Signed by 30 heads of state on May 15, the communiqué pledges to support China’s “One Belt, One Road” (OBOR) initiative, oppose all forms of protectionism, and support the Paris Agreement on climate change.

“We reaffirm our shared commitment to build open economy, ensure free and inclusive trade, oppose all forms of protectionism including in the framework of the Belt and Road Initiative,” the statement reads.

China is increasingly trying to step into the vacuum in global leadership on issues like trade and climate change. OBOR, a massive infrastructure spending spree that China says covers more than 60 countries at present, looks set to be an important tool for that. China’s move into the pro-globalization sphere was most evident earlier this year, at the World Economic Forum, when Chinese president Xi Jinping rebuked his US counterpart Donald Trump for wanting to curb free trade and implement more “America first” policies.

It was also the Trump administration that pressured the G20 members to drop mentions of protectionism and climate change in their latest joint statement.

Trump argues the US has been treated unfairly in global trade, and he’s threatened to pull his country out of both various trade deals and the Paris Agreement, which aims to curb global warming.

But it’s worth noting that among the 30 signees to the OBOR statement are many countries with authoritarian regimes, including Cambodia, Vietnam, and Uzbekistan.
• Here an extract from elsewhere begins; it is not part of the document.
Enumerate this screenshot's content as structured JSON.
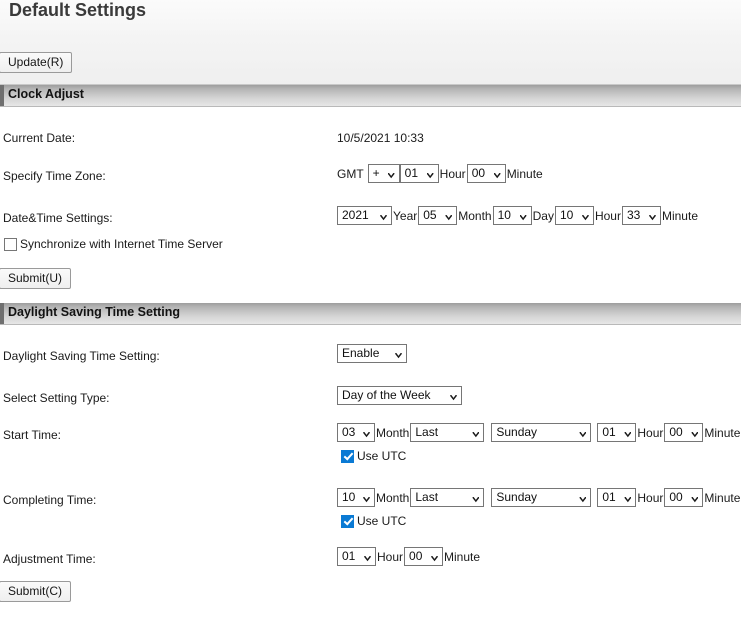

Also, many countries in the group are under China’s economic sway. And some of the nations, such as Fiji, could hardly be considered major players on the world stage. What’s more the OBOR group is not one based on any kind of formal membership, unlike the G20, so the statement carries less weight.

Another caveat is about protectionism. Even as China pushes for more free trade, it generally wants its own state-owned enterprises to lead OBOR-related projects, which include major infrastructure projects like roads, ports, and rail lines. That’s led to hesitation from countries like Germany, which along with France and Britain sent only low-level officials to the OBOR summit and didn’t sign the communiqué. The EU ambassador to China, Hans Dietmar Schweisgut, told Reuters:

“[OBOR] is in our view something that should also be based on open platforms with sustainability in terms of financing, market-based principles, like open and transparent tender procedures. All of these are very important principles to make it succeed.”

Thirty nations did sign the OBOR communique. But only 20 of those were nations that China considers part of its Belt and Road initiative. The other 44 declined.